Elle haussa les épaules.
- « Un camion vient nous livrer chaque soir, je suppose que si je passe la commande maintenant nous devrions tout avoir dans quelques heures. Sinon ce sera demain matin. »
- « Ok, faisons ça. »
Il la suivit jusqu'à la caisse et attendit impatiemment, sentant la nervosité commencer à monter en lui. Et si un avis de recherche était lancé contre lui ? Et si quelqu'un ici, parmi les touristes, le reconnaissait ?
- « Votre nom ? »
- « Euh… » Son sang ne fit qu'un tour et il lâcha le premier nom qui lui vint à l'esprit. « Max Winston. »
La vendeuse ne sembla pas choquée et lui tendit finalement le bon de commande.
- « Vous pouvez passer ce soir, sinon demain matin.
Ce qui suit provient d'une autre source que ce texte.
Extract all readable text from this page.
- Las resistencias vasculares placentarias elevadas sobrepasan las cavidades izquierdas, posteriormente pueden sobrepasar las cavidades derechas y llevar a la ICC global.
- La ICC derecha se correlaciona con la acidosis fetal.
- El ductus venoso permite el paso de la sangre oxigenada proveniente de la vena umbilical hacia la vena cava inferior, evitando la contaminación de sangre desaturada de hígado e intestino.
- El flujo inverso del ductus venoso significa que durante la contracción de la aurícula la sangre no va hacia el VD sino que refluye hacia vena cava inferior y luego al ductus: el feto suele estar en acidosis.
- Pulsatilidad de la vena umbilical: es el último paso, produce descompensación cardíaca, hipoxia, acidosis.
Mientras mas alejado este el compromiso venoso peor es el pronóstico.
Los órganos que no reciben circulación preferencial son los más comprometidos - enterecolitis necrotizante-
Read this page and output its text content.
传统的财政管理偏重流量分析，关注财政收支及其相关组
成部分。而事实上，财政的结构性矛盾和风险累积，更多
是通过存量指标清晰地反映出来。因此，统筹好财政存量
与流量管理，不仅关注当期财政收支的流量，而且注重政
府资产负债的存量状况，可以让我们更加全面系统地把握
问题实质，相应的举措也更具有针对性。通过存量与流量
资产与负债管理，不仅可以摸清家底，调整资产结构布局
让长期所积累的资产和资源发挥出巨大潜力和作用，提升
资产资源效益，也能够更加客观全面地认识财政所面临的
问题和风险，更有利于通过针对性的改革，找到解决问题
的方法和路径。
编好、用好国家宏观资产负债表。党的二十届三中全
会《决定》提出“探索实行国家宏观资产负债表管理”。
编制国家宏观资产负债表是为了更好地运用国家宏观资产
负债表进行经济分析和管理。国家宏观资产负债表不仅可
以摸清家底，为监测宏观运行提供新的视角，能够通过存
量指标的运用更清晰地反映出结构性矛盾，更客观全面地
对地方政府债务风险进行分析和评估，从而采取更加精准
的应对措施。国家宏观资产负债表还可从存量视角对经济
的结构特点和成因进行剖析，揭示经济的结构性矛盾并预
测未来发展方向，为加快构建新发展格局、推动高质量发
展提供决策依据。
Bonne journée. »
Il prit une grande inspiration une fois dehors et tenta de paraitre le plus naturel possible. Voilà une première chose qui était faite, il ne lui restait plus qu'à acheter quelques vêtements et accessoires. Finalement, c'était peut-être ce qui allait lui prendre le plus de temps. Lui n'était pas réellement difficile, il pouvait enfiler n'importe quoi tant qu'il se sentait à l'aise et pas trop visible. Pour Hannibal, c'était une autre paire de manche. Quand il avait évoqué les magasins de prêt-à-porter, il avait vu le visage du psychiatre se décomposer en une moue désapprobatrice. En insistant un peu, il avait réussi à lui extirper les tailles standards dans lesquelles il était susceptible de rentrer.
Après une bonne demi-heure de marche sous la chaleur étouffante, il trouva finalement un magasin de vêtement assez grand et dont les prix ne lui semblaient pas trop excessifs. Après tout, ils devaient faire attention à leurs dépenses même si Hannibal prétendait qu'ils seraient renfloués dans peu de temps. Will trouva rapidement ce dont il avait besoin : quelques chemises et pantalons légers, une montre, un chapeau, des lunettes de soleil, des t-shirts et des chaussures plus adaptées à la marche. Il essaya aussi quelques paires de lunettes à la correction standard, ayant laissé les siennes chez lui. Ce n'était pas l'idéal mais au moins ça l'aiderait à voir net de loin.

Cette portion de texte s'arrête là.